NYT: Republicans’ Handling of Sessions Testimony Was Irresponsible

Attorney General Jeff Sessions testified before Congress about contacts between Trump's campaign and Russia.
Attorney General Jeff Sessions testified before Congress about contacts between Trump’s campaign and Russia.

By Editorial Board
The New York Times

The House Judiciary Committee hearing on Tuesday, at which Attorney General Jeff Sessions faced more than five hours of questions, was supposed to be about oversight of the Justice Department.

The committee’s Republicans appeared to have missed that memo. Instead, they toggled between sweet-talking Mr. Sessions — “This is so great to have you here today,” “I sure appreciate your service” — and demanding that he appoint a special prosecutor to investigate a raft of allegations, most half-baked if not entirely raw, against Hillary Clinton, her campaign for president and her husband, former President Bill Clinton.

From the supposedly crooked deal that Mrs. Clinton engineered to sell off America’s uranium to the Russians, to the Clinton-Democratic National Committee-F.B.I. conspiracy behind the dossier on Donald Trump, to the tarmac meeting in 2016 between Mr. Clinton and President Barack Obama’s attorney general, Loretta Lynch — no Republican talking point was left unspoken.

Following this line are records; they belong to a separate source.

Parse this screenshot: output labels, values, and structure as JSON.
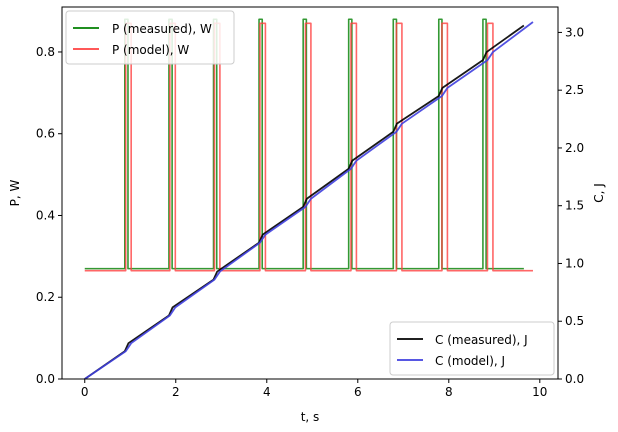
{
  "chart_data": {
    "type": "line",
    "xlabel": "t, s",
    "ylabel_left": "P, W",
    "ylabel_right": "C, J",
    "xlim": [
      -0.5,
      10.4
    ],
    "ylim_left": [
      0,
      0.91
    ],
    "ylim_right": [
      0,
      3.22
    ],
    "x_ticks": [
      0,
      2,
      4,
      6,
      8,
      10
    ],
    "x_tick_labels": [
      "0",
      "2",
      "4",
      "6",
      "8",
      "10"
    ],
    "y_left_ticks": [
      0.0,
      0.2,
      0.4,
      0.6,
      0.8
    ],
    "y_left_tick_labels": [
      "0.0",
      "0.2",
      "0.4",
      "0.6",
      "0.8"
    ],
    "y_right_ticks": [
      0.0,
      0.5,
      1.0,
      1.5,
      2.0,
      2.5,
      3.0
    ],
    "y_right_tick_labels": [
      "0.0",
      "0.5",
      "1.0",
      "1.5",
      "2.0",
      "2.5",
      "3.0"
    ],
    "grid": false,
    "legend_left": {
      "placement": "upper-left",
      "entries": [
        "P (measured), W",
        "P (model), W"
      ]
    },
    "legend_right": {
      "placement": "lower-right",
      "entries": [
        "C (measured), J",
        "C (model), J"
      ]
    },
    "series": [
      {
        "name": "P (measured), W",
        "axis": "left",
        "color": "#007f00",
        "baseline": 0.27,
        "peak": 0.88,
        "x_range": [
          0,
          9.65
        ],
        "pulses": [
          [
            0.88,
            0.95
          ],
          [
            1.85,
            1.92
          ],
          [
            2.83,
            2.9
          ],
          [
            3.83,
            3.9
          ],
          [
            4.8,
            4.87
          ],
          [
            5.8,
            5.87
          ],
          [
            6.78,
            6.85
          ],
          [
            7.78,
            7.85
          ],
          [
            8.75,
            8.82
          ]
        ]
      },
      {
        "name": "P (model), W",
        "axis": "left",
        "color": "#ff4040",
        "baseline": 0.265,
        "peak": 0.87,
        "x_range": [
          0,
          9.85
        ],
        "pulses": [
          [
            0.9,
            1.02
          ],
          [
            1.87,
            1.99
          ],
          [
            2.85,
            2.97
          ],
          [
            3.85,
            3.97
          ],
          [
            4.85,
            4.97
          ],
          [
            5.85,
            5.97
          ],
          [
            6.85,
            6.97
          ],
          [
            7.85,
            7.97
          ],
          [
            8.85,
            8.97
          ]
        ]
      },
      {
        "name": "C (measured), J",
        "axis": "right",
        "color": "#000000",
        "x": [
          0,
          0.88,
          0.96,
          1.85,
          1.93,
          2.83,
          2.91,
          3.83,
          3.91,
          4.8,
          4.88,
          5.8,
          5.88,
          6.78,
          6.86,
          7.78,
          7.86,
          8.75,
          8.83,
          9.65
        ],
        "y": [
          0,
          0.24,
          0.31,
          0.55,
          0.62,
          0.86,
          0.93,
          1.18,
          1.25,
          1.49,
          1.56,
          1.82,
          1.89,
          2.14,
          2.21,
          2.45,
          2.52,
          2.76,
          2.83,
          3.06
        ]
      },
      {
        "name": "C (model), J",
        "axis": "right",
        "color": "#3f3fdf",
        "x": [
          0,
          0.9,
          1.02,
          1.87,
          1.99,
          2.85,
          2.97,
          3.85,
          3.97,
          4.85,
          4.97,
          5.85,
          5.97,
          6.85,
          6.97,
          7.85,
          7.97,
          8.85,
          8.97,
          9.85
        ],
        "y": [
          0,
          0.24,
          0.31,
          0.55,
          0.62,
          0.86,
          0.93,
          1.18,
          1.25,
          1.49,
          1.56,
          1.82,
          1.89,
          2.14,
          2.21,
          2.45,
          2.52,
          2.76,
          2.83,
          3.09
        ]
      }
    ]
  }
}
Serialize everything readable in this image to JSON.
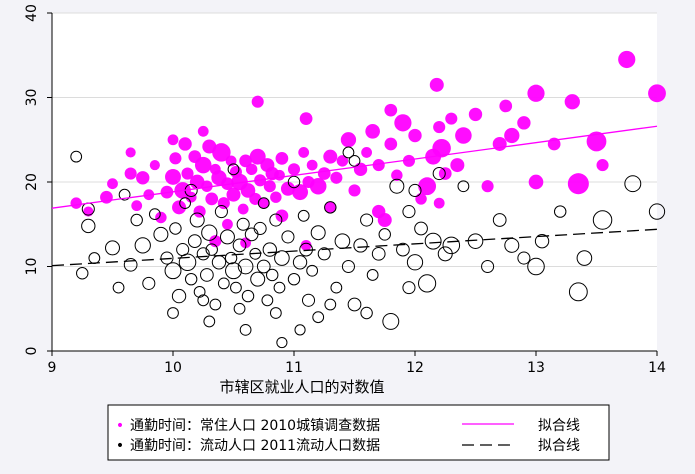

It’s not surprising that, after 10 months of the chaotic, scandal-strewn Trump presidency and a steady flow of revelations about the Trump campaign’s ties to Russia, Republicans in Congress are desperate to talk about something, anything, else. What better way to distract from the investigation of the current special counsel, Robert Mueller, than to call for a criminal investigation of the president’s defeated opponent?

Committee Republicans asked the Justice Department to appoint another special counsel back in July, and appeared frustrated that it hasn’t happened yet. “It sure looks like a major political party was working with the federal government” to gin up a dossier and get the F.B.I. to “spy on Americans associated with President Trump’s campaign,” Representative Jim Jordan of Ohio said. “Doesn’t that warrant naming a second special counsel?”